Facing your fears can really be frightening

Facing your fears can really be frightening
                        

One of the great pleasures I’ve had over the years I’ve been writing has been the occasional invitation to speak in front of people, sometimes students, sometimes civic or church groups.

It was difficult for me, at first, to fully comprehend the notion that such a thing was possible; I mean, c’mon … me? What in the world could I talk about that would interest total strangers?

And then it occurred to me that’s what I do, anyway, if you take away the “personal appearance” part of the equation.

So I never prepared much, except to plan what I would wear, and that mostly boiled down to the question of wearing a tie. As a rule I never wore one to work, except for one day a year: Dec. 8.

“Ah,” a colleague might observe on seeing me walk into the office and over to my desk. “It must be John Lennon Day again.”

But that was a simple gesture of remembrance and respect.

Getting ready for a public speaking gig involved far less symbolism. I just want to look good, and if that meant throwing on a tie, I went with it. No one would care if I did or didn’t.

As I’ve said, I hardly ever gave much thought to what passed for a professional presentation, sometimes opening the session with questions from the crowd, working in pertinent biographical information as I plodded through. I had to assume most of them knew the basics, anyway, and I was genuinely interested in them and what they had to say. Again, that’s how I got “famous.”

Returning letters and phone calls, emails and cards seemed the least I could do after someone had taken the time to contact me.

It wasn’t as if I needed a staff to handle an incoming torrent.

Things took another turn after my work began appearing down here in coastal Carolina. That involved public-access television.

I got a voice mail from a man who hosted an hour-long program, asking if I’d be willing to be his guest in the studio later that week. I agreed and thus began a relationship that lasted until fall 2008, when my working days at the paper came to an end. As a matter of fact, my last appearance was just a couple of days after my exit.

He and I talked easily — by then, I was used to the format and the time constrictions — and by the end of our conversation, I felt pretty positive about what had been, up to that point, a fairly murky future, one that had given me many sleepless nights.
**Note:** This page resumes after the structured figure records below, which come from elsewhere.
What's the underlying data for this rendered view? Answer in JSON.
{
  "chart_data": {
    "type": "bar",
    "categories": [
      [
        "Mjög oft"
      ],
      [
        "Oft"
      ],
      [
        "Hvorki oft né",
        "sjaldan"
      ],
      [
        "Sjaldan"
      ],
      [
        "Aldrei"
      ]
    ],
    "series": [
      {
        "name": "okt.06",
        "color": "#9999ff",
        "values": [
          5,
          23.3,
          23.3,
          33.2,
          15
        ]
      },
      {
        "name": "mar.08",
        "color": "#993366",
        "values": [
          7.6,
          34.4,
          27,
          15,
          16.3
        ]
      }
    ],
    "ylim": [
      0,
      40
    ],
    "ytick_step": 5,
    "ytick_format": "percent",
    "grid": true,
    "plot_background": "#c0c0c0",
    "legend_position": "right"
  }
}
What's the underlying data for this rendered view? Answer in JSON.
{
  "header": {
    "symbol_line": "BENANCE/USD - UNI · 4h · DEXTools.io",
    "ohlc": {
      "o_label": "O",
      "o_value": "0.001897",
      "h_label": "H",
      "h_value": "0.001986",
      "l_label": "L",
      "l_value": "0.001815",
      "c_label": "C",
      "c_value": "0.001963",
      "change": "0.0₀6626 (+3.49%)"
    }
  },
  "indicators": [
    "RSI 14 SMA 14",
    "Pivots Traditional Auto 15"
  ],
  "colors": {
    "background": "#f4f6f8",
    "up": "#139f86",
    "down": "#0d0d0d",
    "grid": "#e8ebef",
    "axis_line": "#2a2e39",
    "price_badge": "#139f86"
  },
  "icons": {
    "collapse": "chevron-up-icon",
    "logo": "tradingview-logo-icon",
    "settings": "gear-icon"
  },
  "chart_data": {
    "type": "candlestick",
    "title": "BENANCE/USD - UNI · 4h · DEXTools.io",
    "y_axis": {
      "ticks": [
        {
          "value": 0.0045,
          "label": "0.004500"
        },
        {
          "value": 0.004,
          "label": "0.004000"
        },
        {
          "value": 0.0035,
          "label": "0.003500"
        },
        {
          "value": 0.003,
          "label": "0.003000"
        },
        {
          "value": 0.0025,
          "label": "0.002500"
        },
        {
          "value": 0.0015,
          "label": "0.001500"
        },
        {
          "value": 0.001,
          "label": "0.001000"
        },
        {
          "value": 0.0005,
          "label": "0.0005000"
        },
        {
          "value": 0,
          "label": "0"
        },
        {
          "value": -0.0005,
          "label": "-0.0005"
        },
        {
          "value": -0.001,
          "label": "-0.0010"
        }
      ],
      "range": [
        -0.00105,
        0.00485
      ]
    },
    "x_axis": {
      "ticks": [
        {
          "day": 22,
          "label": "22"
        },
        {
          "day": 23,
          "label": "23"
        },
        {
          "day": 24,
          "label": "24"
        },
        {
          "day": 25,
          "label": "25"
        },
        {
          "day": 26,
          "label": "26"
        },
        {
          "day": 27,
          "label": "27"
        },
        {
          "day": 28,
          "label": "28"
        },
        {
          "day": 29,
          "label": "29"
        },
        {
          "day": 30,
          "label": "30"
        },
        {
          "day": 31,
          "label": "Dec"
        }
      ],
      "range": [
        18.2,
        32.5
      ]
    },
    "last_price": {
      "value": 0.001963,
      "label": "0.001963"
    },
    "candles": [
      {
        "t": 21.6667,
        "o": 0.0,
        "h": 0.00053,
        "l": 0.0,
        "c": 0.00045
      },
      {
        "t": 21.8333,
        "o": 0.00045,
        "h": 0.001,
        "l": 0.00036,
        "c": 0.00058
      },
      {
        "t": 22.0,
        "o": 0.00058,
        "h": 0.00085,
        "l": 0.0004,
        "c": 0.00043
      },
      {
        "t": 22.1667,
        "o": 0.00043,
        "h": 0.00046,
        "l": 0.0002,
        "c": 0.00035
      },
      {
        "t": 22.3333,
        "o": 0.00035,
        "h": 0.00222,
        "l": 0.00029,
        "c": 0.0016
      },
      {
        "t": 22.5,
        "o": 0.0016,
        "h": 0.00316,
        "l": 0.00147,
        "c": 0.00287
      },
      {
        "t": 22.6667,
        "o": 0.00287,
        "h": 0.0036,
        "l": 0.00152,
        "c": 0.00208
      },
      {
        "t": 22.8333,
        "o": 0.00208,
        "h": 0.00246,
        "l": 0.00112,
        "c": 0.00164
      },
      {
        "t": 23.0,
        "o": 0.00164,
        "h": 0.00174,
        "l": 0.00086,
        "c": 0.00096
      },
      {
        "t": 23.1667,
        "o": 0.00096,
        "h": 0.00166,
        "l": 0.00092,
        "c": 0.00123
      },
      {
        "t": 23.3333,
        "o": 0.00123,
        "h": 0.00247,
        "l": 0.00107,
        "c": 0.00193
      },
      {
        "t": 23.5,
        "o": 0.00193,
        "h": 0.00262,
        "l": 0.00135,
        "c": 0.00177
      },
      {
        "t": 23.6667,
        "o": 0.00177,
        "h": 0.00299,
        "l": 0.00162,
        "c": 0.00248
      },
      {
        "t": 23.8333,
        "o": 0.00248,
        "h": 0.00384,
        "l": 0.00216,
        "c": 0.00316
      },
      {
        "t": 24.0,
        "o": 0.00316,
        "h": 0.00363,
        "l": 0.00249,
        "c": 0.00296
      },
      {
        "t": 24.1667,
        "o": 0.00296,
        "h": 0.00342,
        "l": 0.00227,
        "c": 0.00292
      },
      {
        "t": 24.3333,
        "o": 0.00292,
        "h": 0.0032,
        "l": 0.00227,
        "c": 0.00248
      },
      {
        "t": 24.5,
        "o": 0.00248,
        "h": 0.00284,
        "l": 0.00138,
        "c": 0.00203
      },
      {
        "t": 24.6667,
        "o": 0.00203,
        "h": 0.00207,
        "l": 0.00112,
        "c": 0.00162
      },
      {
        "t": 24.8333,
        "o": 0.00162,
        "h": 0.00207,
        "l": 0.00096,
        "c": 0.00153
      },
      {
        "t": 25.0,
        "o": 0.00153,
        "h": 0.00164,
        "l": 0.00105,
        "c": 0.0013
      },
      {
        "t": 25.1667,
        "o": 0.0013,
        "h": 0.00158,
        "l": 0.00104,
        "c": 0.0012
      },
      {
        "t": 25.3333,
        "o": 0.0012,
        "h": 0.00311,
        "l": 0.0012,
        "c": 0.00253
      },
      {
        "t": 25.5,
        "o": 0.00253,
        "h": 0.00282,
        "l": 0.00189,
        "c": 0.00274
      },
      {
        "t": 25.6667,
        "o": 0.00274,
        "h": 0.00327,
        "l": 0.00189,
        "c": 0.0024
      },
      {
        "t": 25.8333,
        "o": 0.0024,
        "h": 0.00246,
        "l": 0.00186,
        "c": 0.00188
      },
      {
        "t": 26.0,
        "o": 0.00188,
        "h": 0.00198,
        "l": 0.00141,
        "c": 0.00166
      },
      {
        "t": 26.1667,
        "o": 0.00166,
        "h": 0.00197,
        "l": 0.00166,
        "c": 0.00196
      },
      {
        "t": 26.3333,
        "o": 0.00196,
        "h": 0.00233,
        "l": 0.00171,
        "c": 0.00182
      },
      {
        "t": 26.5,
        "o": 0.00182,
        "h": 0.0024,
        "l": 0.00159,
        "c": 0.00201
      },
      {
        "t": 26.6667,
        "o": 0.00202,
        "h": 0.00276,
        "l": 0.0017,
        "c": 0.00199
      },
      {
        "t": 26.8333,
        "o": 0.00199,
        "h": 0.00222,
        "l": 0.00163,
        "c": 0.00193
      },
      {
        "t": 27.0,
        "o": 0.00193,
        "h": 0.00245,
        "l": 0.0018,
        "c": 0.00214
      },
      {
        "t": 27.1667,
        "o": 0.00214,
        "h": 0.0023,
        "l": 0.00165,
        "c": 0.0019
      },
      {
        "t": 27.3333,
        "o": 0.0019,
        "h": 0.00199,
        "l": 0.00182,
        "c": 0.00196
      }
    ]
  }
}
But his confidence in me and my writing make me feel a lot better.

Somewhere in the mountains of detritus that consume my Stereo Room, there exists a VCR tape of that appearance. I should find it and rewatch it because things are once again in an uncertain stage.

Faithful readers have already picked up on the underlying fork-in-the-road tone of my recent work, and some have gotten in touch, wondering if it’s anything beyond my usual I-as-another tendency.

I say I’m great. I say I’m fine. I say I’m ready for whatever awaits.

But I can feel the underpinnings shuddering just a little bit, the way ripples in a glass of ice water on a bedside table suggest a tsunami.

To lift an apt line from Creedence’s “Bad Moon Rising” — “Looks like we’re in for nasty weather, one eye is taken for an eye.”

It’s all been a little too Halloween-ish lately, the kind of vibe that makes you hear things in the night, creaks in the moaning wind.

When I was a kid, I loved movies that scared the hell out of me; in fact, my best friend and I used to sit up late on Friday nights, watching something called “Chiller Theater,” a double-feature monster fest that never failed to get the blood curdling. We used our allowances to save up for models of Frankenstein, Dracula, the Mummy and the Wolfman while also pooling our remaining resources for the latest edition of “Famous Monsters of Filmland.”

Our parents weren’t exactly pleased with us, I suppose, but I don’t remember any of them volunteering to pull up a chair and join us.

They already had enough to worry about, what with Sputnik, the Cuban Missile Crisis, the threat of inflation and escalating American involvement in a faraway place called Vietnam.

They just probably figured it was OK for us to imagine our fears.

Speaking of being afraid, studies have shown that among the things that frighten people the most — right up there with global thermonuclear war and the return of disco — is speaking in public.

There is something inherently frightening, it seems, embedded in the nakedness of standing in front of a crowd waiting to hear from you, that the experts urge for you to think of them without clothes.

As someone who has spoken in front of groups ranging from high school seniors to senior citizens, let me tell you this is bad advice.

What you want to do, instead, is find your voice, follow your instincts and, whenever possible, ask, “Any more questions?”